Homélie pour le dimanche 22 juin 2014

Le Saint sacrement du corps et du sang du Christ

Références bibliques :

Lecture du livre du Deutéronome : 8 – 2 à 16 : « L’homme vit de la Parole qui vient de Dieu. »
Psaume 147 : « Il a envoyé sa Parole sur la terre. »
Lecture de la lettre de saint Paul : 1 Cor. 10-16 et 17 :  » Nous sommes un seul pain avec Lui.
Évangile selon saint Jean : 6- 51 à 58 : « Celui qui me mangera, vivra par moi. »

***

« Comme dimanche dernier, la fête du Sacrement du Corps et du Sang du Christ n’est pas une fête de dévotion. C’est une confession de notre foi dont l’énoncé, d’ailleurs, ne se trouve pas dans le « Credo ».

Les prières et les chants de la liturgie actuelle ont pour auteur saint Thomas d’Aquin. Cet office est l’expression d’un amour intime et enthousiaste, un chef d’oeuvre de doctrine théologique, un exemple de goût littéraire sobre et d’une densité toute particulière.

C’est également un témoignage. Par humble attachement à la tradition liturgique, saint Thomas d’Aquin a employé, pour cette création, une partie des antiennes et des répons déjà en usage dans quelques-unes des Eglises particulières. Il voulait ainsi rassembler la diversité de ces richesses dans cette unique liturgie.

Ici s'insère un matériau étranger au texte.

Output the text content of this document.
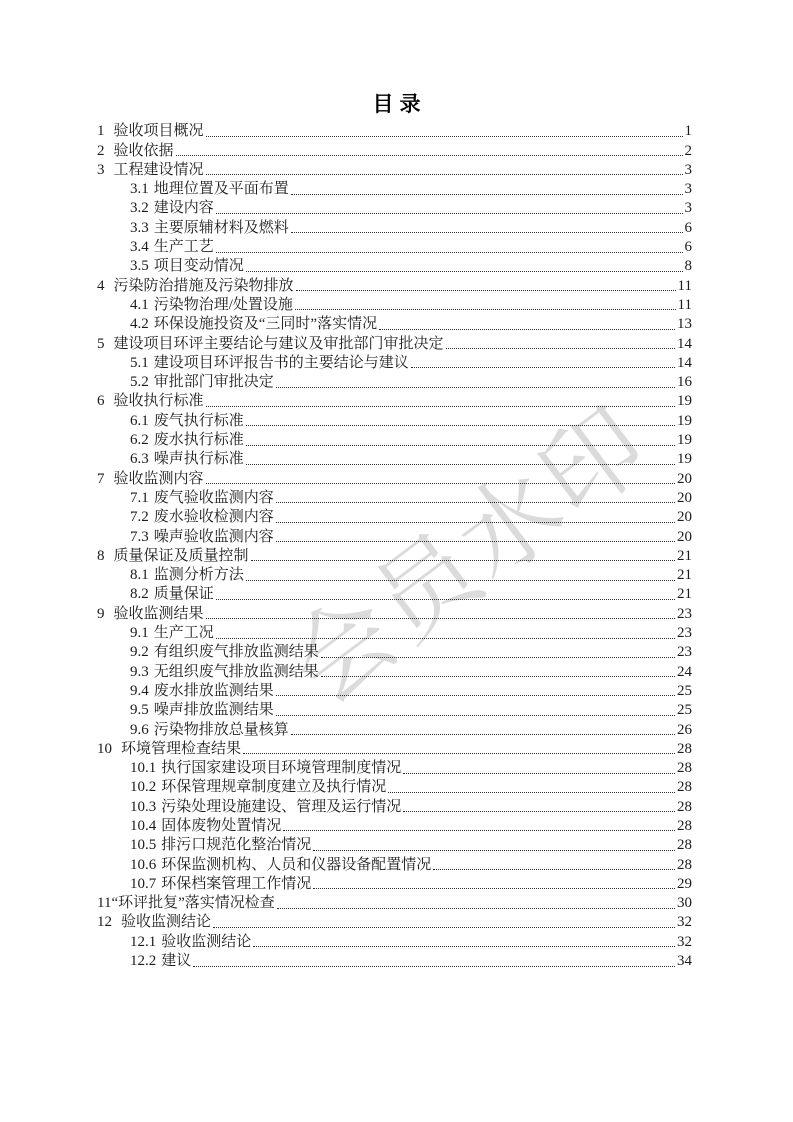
会员水印
目录
1 验收项目概况	1
2 验收依据	2
3 工程建设情况	3
3.1 地理位置及平面布置	3
3.2 建设内容	3
3.3 主要原辅材料及燃料	6
3.4 生产工艺	6
3.5 项目变动情况	8
4 污染防治措施及污染物排放	11
4.1 污染物治理/处置设施	11
4.2 环保设施投资及“三同时”落实情况	13
5 建设项目环评主要结论与建议及审批部门审批决定	14
5.1 建设项目环评报告书的主要结论与建议	14
5.2 审批部门审批决定	16
6 验收执行标准	19
6.1 废气执行标准	19
6.2 废水执行标准	19
6.3 噪声执行标准	19
7 验收监测内容	20
7.1 废气验收监测内容	20
7.2 废水验收检测内容	20
7.3 噪声验收监测内容	20
8 质量保证及质量控制	21
8.1 监测分析方法	21
8.2 质量保证	21
9 验收监测结果	23
9.1 生产工况	23
9.2 有组织废气排放监测结果	23
9.3 无组织废气排放监测结果	24
9.4 废水排放监测结果	25
9.5 噪声排放监测结果	25
9.6 污染物排放总量核算	26
10 环境管理检查结果	28
10.1 执行国家建设项目环境管理制度情况	28
10.2 环保管理规章制度建立及执行情况	28
10.3 污染处理设施建设、管理及运行情况	28
10.4 固体废物处置情况	28
10.5 排污口规范化整治情况	28
10.6 环保监测机构、人员和仪器设备配置情况	28
10.7 环保档案管理工作情况	29
11 “环评批复”落实情况检查	30
12 验收监测结论	32
12.1 验收监测结论	32
12.2 建议	34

QUELQUES ETAPES SIGNIFICATIVES

Dans les premiers siècles, il n’y avait aucune célébration particulière pour l’Eucharistie. Elle était solennisée durant la « Grande Semaine », au jour du Jeudi-Saint qui connaissait trois messes : l’une pour la réconciliation des pénitents, une autre pour la consécration des Saintes Huiles et la troisième « In coena Domini », la Cène du Seigneur.

Avec le temps, les rites de la réconciliation et ceux des Saintes Huiles se compénétrèrent en une seule messe matinale et la commémoration de la Cène se reporta au soir. Puis la messe du Jeudi-Saint, comme l’on disait couramment il y a encore quelques années, fut célébrée le jeudi matin. Vatican II est revenu à l’antique tradition du « Repas du Seigneur » sans pour autant réduire le sens du sacrifice.

Le Moyen Age connut des doctrines qui, sans mettre en cause la « Présence réelle » du Seigneur, en discutaient, parfois d’une manière hérétique, les modalités, en particulier la doctrine théologique de Bérenger (998-1088), archidiacre d’Angers. Devant leur extension, la piété populaire réagit pour souligner la présence réelle et permanente du Seigneur.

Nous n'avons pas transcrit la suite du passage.